1. Practice temperance
Temperance is applicable to all areas of our life. Eating healthy foods is commendable and necessary for a healthy lifestyle, but an excess of even the healthiest foods is detrimental. There are also many foods that are vegetarian or even vegan, but that are unhealthy and best avoided.
Exercise is vital to have the health and vigor necessary to be ambassadors for Christ. Find an exercise regime that works with your likes and schedule. Besides an exercise routine, there are daily choices you can make to exercise your body. Choose to park further away from entrances and walk. Take the stairs. Plan walks and time in nature for Sabbath afternoons.
A lack of sleep can bring surprisingly negative outcomes to your health. Energy is depleted, and even more serious diseases can set in. Oftentimes, the temptation to “catch up” on sleep on Sabbath will become irresistible. Sleeping late is a vice that can be overcome. Whenever possible, let arrange your schedule to include a full night’s rest.

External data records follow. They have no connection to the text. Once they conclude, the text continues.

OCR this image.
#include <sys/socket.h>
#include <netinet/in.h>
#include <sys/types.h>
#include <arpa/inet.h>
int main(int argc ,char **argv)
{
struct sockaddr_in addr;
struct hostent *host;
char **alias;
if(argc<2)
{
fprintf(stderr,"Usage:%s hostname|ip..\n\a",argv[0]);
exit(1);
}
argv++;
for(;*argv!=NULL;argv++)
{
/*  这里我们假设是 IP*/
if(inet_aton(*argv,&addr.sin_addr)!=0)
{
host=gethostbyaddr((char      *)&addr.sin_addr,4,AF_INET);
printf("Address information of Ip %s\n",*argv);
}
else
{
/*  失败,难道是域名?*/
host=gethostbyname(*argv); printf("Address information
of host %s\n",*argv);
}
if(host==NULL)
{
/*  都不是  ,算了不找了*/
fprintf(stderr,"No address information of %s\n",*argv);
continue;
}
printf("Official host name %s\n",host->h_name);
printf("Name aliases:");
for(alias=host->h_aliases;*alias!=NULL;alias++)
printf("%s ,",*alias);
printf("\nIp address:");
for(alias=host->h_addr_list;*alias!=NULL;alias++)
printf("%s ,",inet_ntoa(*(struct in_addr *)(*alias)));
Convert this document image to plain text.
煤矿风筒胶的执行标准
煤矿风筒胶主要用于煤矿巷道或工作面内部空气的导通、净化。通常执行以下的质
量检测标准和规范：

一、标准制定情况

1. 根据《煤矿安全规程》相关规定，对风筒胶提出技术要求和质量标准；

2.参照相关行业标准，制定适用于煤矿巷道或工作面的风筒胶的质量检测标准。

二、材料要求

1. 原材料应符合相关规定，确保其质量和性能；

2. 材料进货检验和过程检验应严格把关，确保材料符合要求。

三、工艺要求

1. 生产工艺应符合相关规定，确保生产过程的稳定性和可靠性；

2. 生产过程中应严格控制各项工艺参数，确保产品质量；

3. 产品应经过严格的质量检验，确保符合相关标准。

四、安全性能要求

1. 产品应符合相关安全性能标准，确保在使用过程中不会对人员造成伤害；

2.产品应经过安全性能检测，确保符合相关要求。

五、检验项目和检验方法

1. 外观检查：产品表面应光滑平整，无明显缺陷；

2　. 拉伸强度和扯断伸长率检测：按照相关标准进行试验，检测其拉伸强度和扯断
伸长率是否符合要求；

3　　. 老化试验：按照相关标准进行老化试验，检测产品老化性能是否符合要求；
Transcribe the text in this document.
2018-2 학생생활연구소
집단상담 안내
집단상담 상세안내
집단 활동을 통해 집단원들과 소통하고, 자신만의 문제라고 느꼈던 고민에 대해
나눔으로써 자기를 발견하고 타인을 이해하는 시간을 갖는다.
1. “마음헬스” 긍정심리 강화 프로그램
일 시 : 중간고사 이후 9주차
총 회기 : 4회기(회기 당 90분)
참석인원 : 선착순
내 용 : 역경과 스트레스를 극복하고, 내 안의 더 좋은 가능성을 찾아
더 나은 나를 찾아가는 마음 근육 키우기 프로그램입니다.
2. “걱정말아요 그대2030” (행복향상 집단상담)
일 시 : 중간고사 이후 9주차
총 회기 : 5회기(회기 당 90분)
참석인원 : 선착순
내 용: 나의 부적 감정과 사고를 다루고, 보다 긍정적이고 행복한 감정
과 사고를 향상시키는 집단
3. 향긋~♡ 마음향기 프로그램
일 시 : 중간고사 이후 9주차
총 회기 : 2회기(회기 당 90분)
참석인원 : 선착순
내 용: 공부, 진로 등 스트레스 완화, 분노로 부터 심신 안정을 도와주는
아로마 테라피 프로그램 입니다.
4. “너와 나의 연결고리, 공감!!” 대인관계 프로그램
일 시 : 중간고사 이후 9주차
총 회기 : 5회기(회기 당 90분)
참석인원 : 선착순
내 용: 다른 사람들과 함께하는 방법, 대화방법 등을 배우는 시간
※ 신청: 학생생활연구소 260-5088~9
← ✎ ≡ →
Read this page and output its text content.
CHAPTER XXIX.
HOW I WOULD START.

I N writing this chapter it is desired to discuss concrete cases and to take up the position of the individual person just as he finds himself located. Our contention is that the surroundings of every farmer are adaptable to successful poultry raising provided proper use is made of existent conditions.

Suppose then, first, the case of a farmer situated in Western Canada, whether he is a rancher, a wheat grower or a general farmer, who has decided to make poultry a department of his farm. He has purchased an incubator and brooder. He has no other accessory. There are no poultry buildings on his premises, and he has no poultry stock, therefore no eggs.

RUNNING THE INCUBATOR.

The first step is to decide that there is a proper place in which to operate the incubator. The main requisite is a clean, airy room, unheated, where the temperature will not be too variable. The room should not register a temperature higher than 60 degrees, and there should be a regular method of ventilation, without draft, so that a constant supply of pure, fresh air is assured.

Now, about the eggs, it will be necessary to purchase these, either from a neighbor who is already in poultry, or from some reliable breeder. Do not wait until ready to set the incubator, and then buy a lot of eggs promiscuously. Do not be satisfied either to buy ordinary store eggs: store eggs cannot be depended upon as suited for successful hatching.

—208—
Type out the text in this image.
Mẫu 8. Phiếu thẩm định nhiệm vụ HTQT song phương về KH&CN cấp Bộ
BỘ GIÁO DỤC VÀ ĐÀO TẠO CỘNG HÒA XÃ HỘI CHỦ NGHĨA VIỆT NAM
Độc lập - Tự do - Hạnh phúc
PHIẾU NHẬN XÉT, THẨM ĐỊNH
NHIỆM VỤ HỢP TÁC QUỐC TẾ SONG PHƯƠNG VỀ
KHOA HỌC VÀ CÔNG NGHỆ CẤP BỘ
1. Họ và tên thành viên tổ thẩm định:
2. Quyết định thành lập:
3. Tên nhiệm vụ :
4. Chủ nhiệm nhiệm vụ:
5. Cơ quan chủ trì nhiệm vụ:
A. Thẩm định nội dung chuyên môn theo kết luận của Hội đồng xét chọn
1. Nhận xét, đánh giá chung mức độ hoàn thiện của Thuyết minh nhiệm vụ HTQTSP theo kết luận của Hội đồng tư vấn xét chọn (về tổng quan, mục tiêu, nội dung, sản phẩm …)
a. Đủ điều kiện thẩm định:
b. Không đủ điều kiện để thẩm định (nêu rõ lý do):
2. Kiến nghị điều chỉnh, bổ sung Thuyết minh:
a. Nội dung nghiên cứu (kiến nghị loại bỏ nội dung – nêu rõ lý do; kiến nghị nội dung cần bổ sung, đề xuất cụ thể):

4. Take care of your emotional health
The worries and joys of the heart affect the physical body. That is why it is important to care for your emotional health. Understand and process your own emotions, be in right relationship with others, be in right relationship with God, and enjoy emotional health.
5. Limit screen time
The amount of time we spend in front of screens also has an impact on our health. Technology brings benefits, such as uniting families separated by distance (thus aiding with emotional health). However, it is also an aspect in which Christians must exercise temperance. Avoid screens before bedtime. Avoid allowing social media or entertainment to get in the way of your relationship with God, or of causing comparison between yourself and others.
Implement some of these changes today. May God help us in our efforts to be conscientious in our health reform and always strive to “live soberly, righteously, and godly, in this present world” ().